Architect, implement, and maintain data ingestion and transformation pipelines using modern workflow orchestration tools (e.g. Dagster).
Identify, catalog, and integrate internal and external data sources used across research efforts.
Operationalize bioinformatics pipelines that support large-scale batch processing, incremental updates, and backfills within AWS.
Normalize and structure heterogeneous data into consistent, reusable representations that support downstream analysis, modeling, and querying.
Populate and maintain patient-centric data models in shared storage systems (e.g., graph and relational databases).
Collaborate with backend and AI engineers to design data-access patterns that support analytics applications and AI-driven interactions.
Contribute to backend services and APIs that expose integrated data to internal tools and applications.
Participate in the evolution of AI-enabled analysis workflows, including tooling that supports LLM
or agent-based interactions with data.
Contribute to system-level design decisions around data flow, service boundaries, reliability, and scalability.
Write clean, tested, and well-documented Python code that meets production software engineering standards.
Debug and resolve complex data quality, pipeline, backend, and infrastructure issues in a distributed environment.
Requirements
BS in Computer Science, Bioinformatics, Computational Biology, or a related field, MS preferred.
4+ years of experience in production data engineering or software engineering.
Independently drive technical solutions from high-level goals, exercising judgment in system design, implementation, and tradeoff evaluation.
Strong proficiency in Python, with experience writing maintainable, production-quality code across data and backend contexts.
Extensive experience with software engineering fundamentals, design patterns, version control, CI/CD, Docker, and automated testing.
Experience designing and operating workflow orchestration systems (Dagster preferred; Airflow, Prefect, or similar acceptable).
Experience building or contributing to backend services (e.g., FastAPI or similar frameworks).
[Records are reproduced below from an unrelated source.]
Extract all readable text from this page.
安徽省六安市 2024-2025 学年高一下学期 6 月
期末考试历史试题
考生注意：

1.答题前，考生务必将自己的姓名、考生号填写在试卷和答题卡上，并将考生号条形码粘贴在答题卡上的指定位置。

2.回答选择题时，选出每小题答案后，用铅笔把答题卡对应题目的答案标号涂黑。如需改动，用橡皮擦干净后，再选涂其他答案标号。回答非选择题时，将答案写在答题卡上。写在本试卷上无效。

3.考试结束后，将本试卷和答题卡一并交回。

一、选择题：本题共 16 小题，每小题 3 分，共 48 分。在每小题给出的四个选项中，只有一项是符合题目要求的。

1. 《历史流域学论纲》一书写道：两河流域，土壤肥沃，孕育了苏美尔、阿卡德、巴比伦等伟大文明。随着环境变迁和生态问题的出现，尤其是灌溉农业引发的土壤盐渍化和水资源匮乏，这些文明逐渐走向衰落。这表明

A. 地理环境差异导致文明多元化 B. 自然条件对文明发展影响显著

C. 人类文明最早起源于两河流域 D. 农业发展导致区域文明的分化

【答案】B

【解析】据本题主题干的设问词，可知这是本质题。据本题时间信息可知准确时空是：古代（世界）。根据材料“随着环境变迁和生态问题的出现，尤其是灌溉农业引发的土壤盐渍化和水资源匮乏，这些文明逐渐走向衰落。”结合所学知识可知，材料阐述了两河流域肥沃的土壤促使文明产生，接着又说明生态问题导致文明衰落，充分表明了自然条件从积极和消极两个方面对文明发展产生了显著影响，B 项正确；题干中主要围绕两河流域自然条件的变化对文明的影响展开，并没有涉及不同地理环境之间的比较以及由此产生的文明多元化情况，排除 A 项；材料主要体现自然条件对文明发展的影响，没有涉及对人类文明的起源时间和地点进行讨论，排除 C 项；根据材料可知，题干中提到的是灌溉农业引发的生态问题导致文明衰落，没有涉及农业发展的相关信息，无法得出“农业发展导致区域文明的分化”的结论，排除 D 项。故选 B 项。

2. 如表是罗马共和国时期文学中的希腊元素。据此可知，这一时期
Hands-on experience with AWS services commonly used in data and backend systems (e.g., S3, ECS, Batch, Lambda).
Experience deploying and operating large-scale data or bioinformatics pipelines in AWS, including managing throughput, cost, and operational reliability.
Experience with relational databases (Postgres, MySQL) and/or graph databases (Neo4j), including schema and query design.
Experience contributing to system-level architecture, including data modeling, service boundaries, and operational robustness.
Ability to work effectively with scientists, bioinformaticians, and ML practitioners in an R&D environment.
Tech Stack
Airflow
AWS
Docker
MySQL
Neo4j
Postgres
Python
Benefits
Comprehensive medical, dental, vision, life and disability plans for eligible employees and their dependents.
Free testing for Natera employees and their immediate families in addition to fertility care benefits.